Masters of Health Magazine April 2022 | Page 11

They dealt with the unexplained mysteries of the world, and provided information to the viewer as to how to visit the places mentioned in the program.

The subject matter included lost technology and civilizations, pyramids, comparative religions, unexplained architecture, and psychic phenomena. The show was financially successful for the broadcasters, airing reruns for 8 years, from 1996 to 2002 in the US on PBS, as well as in Canada on Vision TV, The Life Channel, The Learning Channel, and CTV Travel.

Digital Photography

While we were collecting footage for our travel series, we shot a lot of photography on 35mm film. When the PhotoCD format was invented by Kodak, a CD manufacturer asked us to create the first royalty free images of the world on CD-ROM that could be bundled with new computers and sold in stores. That product became known as “WorldPhoto Essentials Image Library” and millions of copies where sold all over the world.

The Search For Ancient Wisdom CD-ROM

My experience with the Apple Macintosh for desktop publishing, and corporate television production introduced me to a new form of media that was interactive. It started with a touch-screen kiosk, which I adapted the form so that it could be used on CD-ROM, and eventually in home computers. Using still pictures and digital video clips from our travels around the world, we selected content that was deemed to be too controversial for public broadcasters to create an interactive CD-ROM that could be sold in book stores.

At that time I was a freelance technical journalist and consultant for Apple Computer specializing in digital video and desktop publishing workflows.
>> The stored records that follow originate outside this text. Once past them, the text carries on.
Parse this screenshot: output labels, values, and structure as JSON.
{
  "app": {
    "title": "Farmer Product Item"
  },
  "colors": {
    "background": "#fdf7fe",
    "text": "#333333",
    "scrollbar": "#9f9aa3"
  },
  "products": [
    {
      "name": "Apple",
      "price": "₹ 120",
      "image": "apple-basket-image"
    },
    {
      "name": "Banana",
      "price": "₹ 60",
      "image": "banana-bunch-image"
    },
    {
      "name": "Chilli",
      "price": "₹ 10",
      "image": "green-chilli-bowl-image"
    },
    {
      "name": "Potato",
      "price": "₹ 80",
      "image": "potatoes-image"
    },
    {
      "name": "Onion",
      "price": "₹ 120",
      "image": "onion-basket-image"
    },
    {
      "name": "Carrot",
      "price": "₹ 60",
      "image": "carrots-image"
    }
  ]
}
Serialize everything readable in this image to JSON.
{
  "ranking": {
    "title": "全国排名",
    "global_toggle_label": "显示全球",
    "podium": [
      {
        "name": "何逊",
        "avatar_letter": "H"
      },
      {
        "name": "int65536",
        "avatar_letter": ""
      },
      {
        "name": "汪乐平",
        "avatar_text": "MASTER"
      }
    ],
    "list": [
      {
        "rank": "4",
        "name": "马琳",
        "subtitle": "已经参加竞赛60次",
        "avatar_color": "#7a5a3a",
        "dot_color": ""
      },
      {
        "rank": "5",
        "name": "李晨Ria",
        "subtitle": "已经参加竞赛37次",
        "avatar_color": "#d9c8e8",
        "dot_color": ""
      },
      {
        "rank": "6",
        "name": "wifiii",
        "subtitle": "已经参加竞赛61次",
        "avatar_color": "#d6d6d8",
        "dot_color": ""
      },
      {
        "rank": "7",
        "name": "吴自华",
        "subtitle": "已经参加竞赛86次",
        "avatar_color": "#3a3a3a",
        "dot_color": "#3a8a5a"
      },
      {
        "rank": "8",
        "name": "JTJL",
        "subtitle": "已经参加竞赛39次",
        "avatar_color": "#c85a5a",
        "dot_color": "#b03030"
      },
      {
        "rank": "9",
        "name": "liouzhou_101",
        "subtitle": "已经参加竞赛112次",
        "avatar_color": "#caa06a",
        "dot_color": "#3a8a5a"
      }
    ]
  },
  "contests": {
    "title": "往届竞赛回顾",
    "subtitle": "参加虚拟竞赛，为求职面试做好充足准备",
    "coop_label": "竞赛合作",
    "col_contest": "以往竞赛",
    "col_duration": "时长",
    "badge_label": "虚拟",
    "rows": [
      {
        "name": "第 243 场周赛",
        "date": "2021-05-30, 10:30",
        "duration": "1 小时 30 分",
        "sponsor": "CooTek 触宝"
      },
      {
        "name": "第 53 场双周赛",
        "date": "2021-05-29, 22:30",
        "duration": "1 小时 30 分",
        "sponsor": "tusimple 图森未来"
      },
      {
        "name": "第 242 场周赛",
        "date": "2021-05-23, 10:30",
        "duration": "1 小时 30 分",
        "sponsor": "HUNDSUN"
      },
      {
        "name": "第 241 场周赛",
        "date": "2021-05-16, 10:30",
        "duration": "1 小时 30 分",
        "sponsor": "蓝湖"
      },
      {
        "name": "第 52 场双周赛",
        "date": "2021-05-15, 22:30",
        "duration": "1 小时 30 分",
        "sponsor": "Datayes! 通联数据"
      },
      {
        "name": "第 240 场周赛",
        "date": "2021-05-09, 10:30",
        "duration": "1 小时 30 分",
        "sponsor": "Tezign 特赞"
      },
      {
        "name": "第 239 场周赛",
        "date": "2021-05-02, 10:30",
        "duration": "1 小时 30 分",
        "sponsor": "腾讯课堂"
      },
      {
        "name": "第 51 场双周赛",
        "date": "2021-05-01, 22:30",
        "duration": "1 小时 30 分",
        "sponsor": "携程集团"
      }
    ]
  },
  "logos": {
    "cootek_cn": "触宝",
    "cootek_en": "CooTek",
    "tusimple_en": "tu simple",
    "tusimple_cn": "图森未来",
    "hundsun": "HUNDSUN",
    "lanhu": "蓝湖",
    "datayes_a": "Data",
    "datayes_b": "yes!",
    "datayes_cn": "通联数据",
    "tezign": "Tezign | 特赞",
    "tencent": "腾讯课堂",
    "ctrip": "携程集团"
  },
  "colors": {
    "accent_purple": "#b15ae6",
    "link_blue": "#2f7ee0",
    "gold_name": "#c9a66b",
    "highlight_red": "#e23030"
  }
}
I introduced the project to the Apple’s content managers looking for content to be included with new Macintosh computers that had CD-ROM drives. Apple ended up licensing the CD-ROM, called it “The Search For Ancient Wisdom” and gave the CD away free to all K-12 schools who purchased a new Macintosh computer with a CD-ROM drive. It was one of the very first interactive commercial CD-ROM ever produced. The Search for Ancient Wisdom was also licensed for playback on Windows computers, and sold in all major book stores.

Broadband Internet

When high speed internet access became affordable to the home user, I decided to abandon the CD-ROM delivery format to develop online initiatives. I received the very first grant from Bell Canada’s Bell Fund, and several additional grants to develop and produce free broadband video programming for the internet. One-hour TV specials called Virtual Europe and Virtual Canada were produced for The Canadian Learning Channel. When the programs aired, they directed viewers to re-experience the travel destinations online in video, and as a downloadable eBook with links to online video.